When your internet provider advertises a speed of 50 megabits per second, that's Shannon's bit rate!

He figured out that it's the ratio of the power of the signal to the power of the noise that determines the bit rate.

So either the signal needs to be strong enough, or the bandwidth needs to be large enough

for there to be so many frequencies representing the signal that noise can't affect them all at once.

As well as this handy formula, Shannon laid out lots of groundwork for calculating the exact conditions needed for reliable communication.

Just as importantly, he worked out what kinds of signals you might need to represent the information you're trying to communicate.

That work would be vital once signal processing entered the digital age.

Digital signals represent information using a small set of distinct states rather than the continuous variation of a wave.

Instead of FM radio, where changes in frequency translate exactly to changes in sound,

digital radio sends the data piece by piece and everything is reassembled on the receiving end.

Because the different states of the signal can be more distinct, they're much less susceptible to noise.

A large difference is easier to distinguish than a small one, even when it gets distorted.

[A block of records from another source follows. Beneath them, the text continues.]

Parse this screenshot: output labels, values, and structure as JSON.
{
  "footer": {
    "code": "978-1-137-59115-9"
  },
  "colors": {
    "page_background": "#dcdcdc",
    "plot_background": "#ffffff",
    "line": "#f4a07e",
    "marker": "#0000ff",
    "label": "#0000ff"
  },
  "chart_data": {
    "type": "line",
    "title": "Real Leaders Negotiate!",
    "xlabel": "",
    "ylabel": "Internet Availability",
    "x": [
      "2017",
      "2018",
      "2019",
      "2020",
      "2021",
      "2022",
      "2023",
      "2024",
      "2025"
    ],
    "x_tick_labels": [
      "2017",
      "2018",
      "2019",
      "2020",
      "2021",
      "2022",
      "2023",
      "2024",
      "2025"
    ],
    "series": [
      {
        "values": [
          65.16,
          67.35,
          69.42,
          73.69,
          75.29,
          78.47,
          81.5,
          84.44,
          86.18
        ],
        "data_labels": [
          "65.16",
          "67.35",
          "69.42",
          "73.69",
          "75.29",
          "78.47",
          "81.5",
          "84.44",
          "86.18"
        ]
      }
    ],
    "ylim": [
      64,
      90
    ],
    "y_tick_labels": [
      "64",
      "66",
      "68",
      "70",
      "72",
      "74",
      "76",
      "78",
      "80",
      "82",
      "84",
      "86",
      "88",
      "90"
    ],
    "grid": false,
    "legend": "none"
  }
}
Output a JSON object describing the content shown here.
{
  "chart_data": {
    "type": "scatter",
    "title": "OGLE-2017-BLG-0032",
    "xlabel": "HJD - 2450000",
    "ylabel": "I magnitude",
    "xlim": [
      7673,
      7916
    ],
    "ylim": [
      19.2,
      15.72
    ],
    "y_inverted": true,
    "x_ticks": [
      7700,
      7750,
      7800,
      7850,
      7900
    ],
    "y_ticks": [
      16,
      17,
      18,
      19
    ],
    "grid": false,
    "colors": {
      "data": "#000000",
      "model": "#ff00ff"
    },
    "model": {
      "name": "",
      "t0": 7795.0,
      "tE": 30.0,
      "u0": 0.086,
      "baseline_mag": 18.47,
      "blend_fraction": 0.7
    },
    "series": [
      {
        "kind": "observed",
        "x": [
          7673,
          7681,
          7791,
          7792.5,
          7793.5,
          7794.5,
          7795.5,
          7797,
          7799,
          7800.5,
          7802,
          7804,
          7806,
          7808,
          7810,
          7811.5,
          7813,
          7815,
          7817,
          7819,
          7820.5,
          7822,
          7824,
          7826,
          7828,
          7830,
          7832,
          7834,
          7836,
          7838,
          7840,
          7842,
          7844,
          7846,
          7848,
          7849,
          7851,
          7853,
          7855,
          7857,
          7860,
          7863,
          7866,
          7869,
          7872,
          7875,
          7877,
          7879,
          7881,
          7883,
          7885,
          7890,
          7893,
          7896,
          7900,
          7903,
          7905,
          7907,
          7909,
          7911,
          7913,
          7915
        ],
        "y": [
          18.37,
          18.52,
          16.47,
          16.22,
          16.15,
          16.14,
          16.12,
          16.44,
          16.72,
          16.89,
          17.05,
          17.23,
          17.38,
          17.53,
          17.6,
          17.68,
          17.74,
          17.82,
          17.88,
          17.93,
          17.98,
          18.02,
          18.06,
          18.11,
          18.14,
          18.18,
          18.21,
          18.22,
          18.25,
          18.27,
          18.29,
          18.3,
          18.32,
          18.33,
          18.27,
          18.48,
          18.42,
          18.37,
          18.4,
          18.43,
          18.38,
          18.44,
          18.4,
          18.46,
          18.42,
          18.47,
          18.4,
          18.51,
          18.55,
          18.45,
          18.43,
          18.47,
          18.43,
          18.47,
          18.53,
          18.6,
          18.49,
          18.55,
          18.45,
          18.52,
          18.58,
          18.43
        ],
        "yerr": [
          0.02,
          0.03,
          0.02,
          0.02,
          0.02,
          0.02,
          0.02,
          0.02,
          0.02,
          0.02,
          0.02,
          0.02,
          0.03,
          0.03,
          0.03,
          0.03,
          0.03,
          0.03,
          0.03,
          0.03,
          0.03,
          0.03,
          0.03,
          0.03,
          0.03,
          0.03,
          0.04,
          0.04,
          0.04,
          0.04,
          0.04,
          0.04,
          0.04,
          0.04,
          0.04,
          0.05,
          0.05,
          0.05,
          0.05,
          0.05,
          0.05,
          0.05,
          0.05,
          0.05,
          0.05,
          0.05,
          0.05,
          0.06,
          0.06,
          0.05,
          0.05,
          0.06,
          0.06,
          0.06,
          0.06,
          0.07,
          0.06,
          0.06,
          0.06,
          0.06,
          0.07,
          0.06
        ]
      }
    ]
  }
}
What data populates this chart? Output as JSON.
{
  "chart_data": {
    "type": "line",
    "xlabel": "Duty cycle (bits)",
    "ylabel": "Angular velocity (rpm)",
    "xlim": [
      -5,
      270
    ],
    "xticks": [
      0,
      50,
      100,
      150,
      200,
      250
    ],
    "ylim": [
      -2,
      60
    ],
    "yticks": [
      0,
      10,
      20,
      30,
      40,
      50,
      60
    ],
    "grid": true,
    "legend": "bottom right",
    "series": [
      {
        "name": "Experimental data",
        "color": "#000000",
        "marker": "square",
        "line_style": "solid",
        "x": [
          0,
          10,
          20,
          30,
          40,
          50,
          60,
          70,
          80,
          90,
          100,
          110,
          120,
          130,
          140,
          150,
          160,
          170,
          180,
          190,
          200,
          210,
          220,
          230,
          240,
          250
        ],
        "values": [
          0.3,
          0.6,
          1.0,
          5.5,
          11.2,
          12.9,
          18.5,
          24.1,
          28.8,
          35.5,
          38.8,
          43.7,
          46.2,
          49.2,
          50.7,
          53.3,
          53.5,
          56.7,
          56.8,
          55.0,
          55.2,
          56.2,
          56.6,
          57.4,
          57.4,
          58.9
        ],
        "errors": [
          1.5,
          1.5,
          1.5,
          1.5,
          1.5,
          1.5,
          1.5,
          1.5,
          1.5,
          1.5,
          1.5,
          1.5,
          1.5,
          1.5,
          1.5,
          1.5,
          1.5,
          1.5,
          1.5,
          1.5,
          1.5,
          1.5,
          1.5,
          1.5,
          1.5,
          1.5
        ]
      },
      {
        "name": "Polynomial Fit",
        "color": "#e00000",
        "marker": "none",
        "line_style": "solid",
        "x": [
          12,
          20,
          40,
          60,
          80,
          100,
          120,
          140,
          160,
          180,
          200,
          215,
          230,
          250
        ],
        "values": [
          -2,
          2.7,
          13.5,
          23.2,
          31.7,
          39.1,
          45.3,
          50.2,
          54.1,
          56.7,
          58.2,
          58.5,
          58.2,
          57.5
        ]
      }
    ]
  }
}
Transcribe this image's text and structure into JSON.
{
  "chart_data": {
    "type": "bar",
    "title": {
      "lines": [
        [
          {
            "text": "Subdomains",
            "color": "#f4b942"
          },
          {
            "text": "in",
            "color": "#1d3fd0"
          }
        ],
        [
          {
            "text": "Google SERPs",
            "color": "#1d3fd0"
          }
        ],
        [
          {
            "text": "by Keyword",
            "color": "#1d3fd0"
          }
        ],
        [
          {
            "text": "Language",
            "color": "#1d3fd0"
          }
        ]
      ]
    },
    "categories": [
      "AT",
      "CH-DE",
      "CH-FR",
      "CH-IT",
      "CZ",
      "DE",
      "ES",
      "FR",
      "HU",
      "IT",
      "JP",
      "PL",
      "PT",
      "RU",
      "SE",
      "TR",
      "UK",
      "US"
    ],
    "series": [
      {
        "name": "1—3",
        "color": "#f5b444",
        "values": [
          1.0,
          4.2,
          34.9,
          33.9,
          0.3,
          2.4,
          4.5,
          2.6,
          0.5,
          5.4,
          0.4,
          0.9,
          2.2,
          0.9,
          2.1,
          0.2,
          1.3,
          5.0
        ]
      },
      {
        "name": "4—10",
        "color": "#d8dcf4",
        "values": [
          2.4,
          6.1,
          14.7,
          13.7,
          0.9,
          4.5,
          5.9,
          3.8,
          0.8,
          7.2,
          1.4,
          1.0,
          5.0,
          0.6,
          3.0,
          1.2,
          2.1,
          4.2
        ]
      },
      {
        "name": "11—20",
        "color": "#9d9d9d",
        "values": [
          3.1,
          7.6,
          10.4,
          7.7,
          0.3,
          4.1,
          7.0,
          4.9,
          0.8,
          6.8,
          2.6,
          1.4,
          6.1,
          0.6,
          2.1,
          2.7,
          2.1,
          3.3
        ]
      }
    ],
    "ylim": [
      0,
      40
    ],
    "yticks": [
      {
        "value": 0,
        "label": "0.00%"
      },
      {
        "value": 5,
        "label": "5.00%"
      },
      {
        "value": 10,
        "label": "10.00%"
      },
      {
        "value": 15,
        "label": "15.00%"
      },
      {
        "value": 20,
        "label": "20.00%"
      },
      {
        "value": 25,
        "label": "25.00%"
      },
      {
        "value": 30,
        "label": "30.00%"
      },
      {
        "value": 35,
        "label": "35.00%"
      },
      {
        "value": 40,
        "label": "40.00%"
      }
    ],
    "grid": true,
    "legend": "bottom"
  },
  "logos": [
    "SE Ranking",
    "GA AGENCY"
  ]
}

Morse code, with its dots, dashes, and spaces, was an early digital communication system.

But it would take the advent of computers for digital signaling to really take off.

And it was Shannon's work that allowed computer scientists and electrical engineers to find ways of encoding different kinds of information in terms of 1s and 0s – what we now call binary code.

Digital signals have come to form the basis of computing, and every form of data associated with it.

Of course, we've only just skimmed the surface.

Signal processing overlaps with some serious technical challenges.

There's the task of actually encoding different sorts of information as signals, and creating channels like phone lines and WiFi routers to transmit them.

And there's the challenge of building hardware that transmits the final output, like computer monitors and headphones.

But the end result is that you can stream videos like this one at the click of a button, virtually anywhere in the world.

I might be a little biased, but I think that it's pretty darn cool.

In this episode, we looked at the fundamentals of signal processing.